Taking Inventory of Safety Relief Valves
Safety relief valves are designed to ensure that whatever they connect to does not blow up. All mechanical systems that involve heated liquids or gases, such as hot water and steam, or pressurized gases, such as compressed air, have safety relief valves that protect for unplanned conditions. Examples of such situations include:
High-temperature water application with expansion joint at the outlet.
- A key component — such as a sensing, logic, or control device — involved in the control of the amount of heat or pressure in a system can fail.
- An operator can accidentally trap fluid in a heat exchanger, such as when performing maintenance and leaving the valves shut.
- An explosion can occur during a fire, which is the last thing emergency personnel need to worry about.

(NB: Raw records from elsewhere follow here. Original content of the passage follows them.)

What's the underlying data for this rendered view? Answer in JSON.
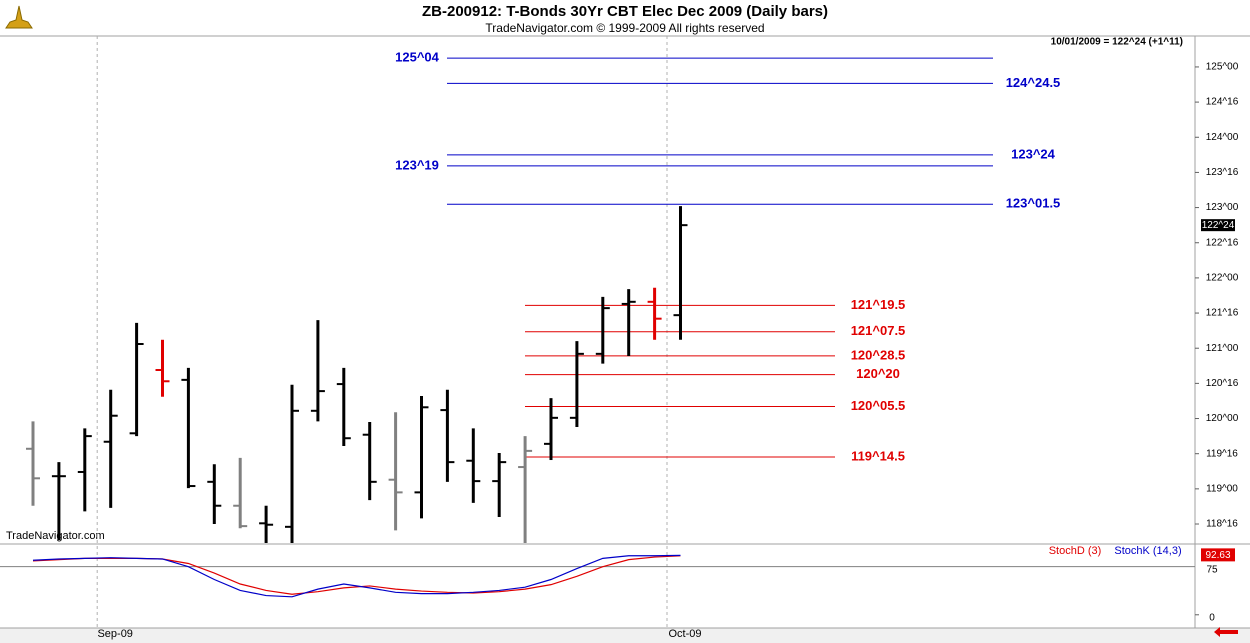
{
  "chart_data": [
    {
      "type": "ohlc",
      "title": "ZB-200912:  T-Bonds 30Yr CBT Elec Dec 2009  (Daily bars)",
      "subtitle": "TradeNavigator.com © 1999-2009 All rights reserved",
      "info": "10/01/2009 = 122^24 (+1^11)",
      "watermark": "TradeNavigator.com",
      "categories": [
        null,
        null,
        null,
        "Sep-09",
        null,
        null,
        null,
        null,
        null,
        null,
        null,
        null,
        null,
        null,
        null,
        null,
        null,
        null,
        null,
        null,
        null,
        null,
        null,
        null,
        null,
        "Oct-09"
      ],
      "open": [
        119.57,
        119.18,
        119.24,
        119.67,
        119.79,
        120.69,
        120.55,
        119.1,
        118.76,
        118.51,
        118.46,
        120.11,
        120.49,
        119.77,
        119.13,
        118.95,
        120.12,
        119.4,
        119.11,
        119.31,
        119.64,
        120.01,
        120.92,
        121.63,
        121.66,
        121.47
      ],
      "high": [
        119.96,
        119.38,
        119.86,
        120.41,
        121.36,
        121.12,
        120.72,
        119.35,
        119.44,
        118.76,
        120.48,
        121.4,
        120.72,
        119.95,
        120.09,
        120.32,
        120.41,
        119.86,
        119.51,
        119.75,
        120.29,
        121.1,
        121.73,
        121.84,
        121.86,
        123.02
      ],
      "low": [
        118.76,
        118.27,
        118.68,
        118.73,
        119.75,
        120.31,
        119.01,
        118.5,
        118.44,
        118.23,
        118.23,
        119.96,
        119.61,
        118.84,
        118.41,
        118.58,
        119.1,
        118.8,
        118.6,
        118.23,
        119.41,
        119.88,
        120.78,
        120.89,
        121.12,
        121.12
      ],
      "close": [
        119.15,
        119.18,
        119.75,
        120.04,
        121.06,
        120.53,
        119.04,
        118.76,
        118.47,
        118.49,
        120.11,
        120.39,
        119.72,
        119.1,
        118.95,
        120.16,
        119.38,
        119.11,
        119.38,
        119.54,
        120.01,
        120.92,
        121.57,
        121.66,
        121.42,
        122.75
      ],
      "colors": [
        "#808080",
        "#000000",
        "#000000",
        "#000000",
        "#000000",
        "#e00000",
        "#000000",
        "#000000",
        "#808080",
        "#000000",
        "#000000",
        "#000000",
        "#000000",
        "#000000",
        "#808080",
        "#000000",
        "#000000",
        "#000000",
        "#000000",
        "#808080",
        "#000000",
        "#000000",
        "#000000",
        "#000000",
        "#e00000",
        "#000000"
      ],
      "ylim": [
        118.23,
        125.44
      ],
      "yticks": [
        {
          "value": 125,
          "label": "125^00"
        },
        {
          "value": 124.5,
          "label": "124^16"
        },
        {
          "value": 124,
          "label": "124^00"
        },
        {
          "value": 123.5,
          "label": "123^16"
        },
        {
          "value": 123,
          "label": "123^00"
        },
        {
          "value": 122.5,
          "label": "122^16"
        },
        {
          "value": 122,
          "label": "122^00"
        },
        {
          "value": 121.5,
          "label": "121^16"
        },
        {
          "value": 121,
          "label": "121^00"
        },
        {
          "value": 120.5,
          "label": "120^16"
        },
        {
          "value": 120,
          "label": "120^00"
        },
        {
          "value": 119.5,
          "label": "119^16"
        },
        {
          "value": 119,
          "label": "119^00"
        },
        {
          "value": 118.5,
          "label": "118^16"
        }
      ],
      "last_price": {
        "value": 122.75,
        "label": "122^24"
      },
      "levels": [
        {
          "value": 125.125,
          "label": "125^04",
          "color": "#0000c8",
          "label_side": "left"
        },
        {
          "value": 124.765625,
          "label": "124^24.5",
          "color": "#0000c8",
          "label_side": "right"
        },
        {
          "value": 123.75,
          "label": "123^24",
          "color": "#0000c8",
          "label_side": "right"
        },
        {
          "value": 123.59375,
          "label": "123^19",
          "color": "#0000c8",
          "label_side": "left"
        },
        {
          "value": 123.046875,
          "label": "123^01.5",
          "color": "#0000c8",
          "label_side": "right"
        },
        {
          "value": 121.609375,
          "label": "121^19.5",
          "color": "#e00000",
          "label_side": "right"
        },
        {
          "value": 121.234375,
          "label": "121^07.5",
          "color": "#e00000",
          "label_side": "right"
        },
        {
          "value": 120.890625,
          "label": "120^28.5",
          "color": "#e00000",
          "label_side": "right"
        },
        {
          "value": 120.625,
          "label": "120^20",
          "color": "#e00000",
          "label_side": "right"
        },
        {
          "value": 120.171875,
          "label": "120^05.5",
          "color": "#e00000",
          "label_side": "right"
        },
        {
          "value": 119.453125,
          "label": "119^14.5",
          "color": "#e00000",
          "label_side": "right"
        }
      ]
    },
    {
      "type": "line",
      "series": [
        {
          "name": "StochD (3)",
          "color": "#e00000",
          "values": [
            84,
            86,
            88,
            88,
            88,
            87,
            80,
            65,
            48,
            38,
            32,
            36,
            42,
            45,
            40,
            37,
            35,
            34,
            36,
            40,
            47,
            60,
            75,
            86,
            90,
            92
          ]
        },
        {
          "name": "StochK (14,3)",
          "color": "#0000c8",
          "values": [
            85,
            87,
            88,
            89,
            88,
            87,
            75,
            55,
            38,
            30,
            28,
            40,
            48,
            42,
            35,
            33,
            33,
            35,
            38,
            43,
            55,
            72,
            88,
            92,
            92,
            92.63
          ]
        }
      ],
      "last_value": 92.63,
      "ylim": [
        -20.6,
        108.8
      ],
      "yticks": [
        0,
        75
      ]
    }
  ]
}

The safety relief valve is not involved in the normal control of the system. Rather, it is waiting in the wings, ready to jump into action when something goes wrong. If something does go wrong and the valve is not in place to do its job, the situation will be worse than any horror movie.
Take inventory
The first step in maintaining a system's safety relief valves is taking inventory. Technicians should make a list of all safety relief valves. The failure of a half-inch safety relief valve can result in enough damage to make the newspapers and bring on the lawyers. Keep this list active and available to all applicable personnel.
Label each valve — if it is not already labeled — so everybody can positively identify it. Record which tank, pipe, heat exchanger or other equipment it serves.
High-pressure steam boiler with multiple relief valves and drip-pan elbow.
Record the set pressure. If the system pressure is higher than the set pressure of the relief valve, you have a big a problem that technicians need to address immediately. If the valve label is missing, painted over, or illegible, get a new valve.
Record the rated flow, list the reason the safety relief valve was installed, and the way it is supposed to function. For example, when it relieves, is it supposed to blow a great deal or little? Is it in place to protect a vessel when there is an external fire, to protect lower-pressure rated equipment downstream of a pressure-regulating valve or to protect from the controls of a boiler running away? If you cannot answer any of these questions, call the original design engineer. Knowing the valve' purpose helps operators better understand their systems, identify problems, and troubleshoot them. Engineers often will install a safety relief valve for a specific condition, so it is imperative that operators understand the reason so they can take care of it.
Record the system's normal operating pressure or pressure range. If the relief valve vents into a pressurized system such as a return system, record that normal operating pressure or pressure range.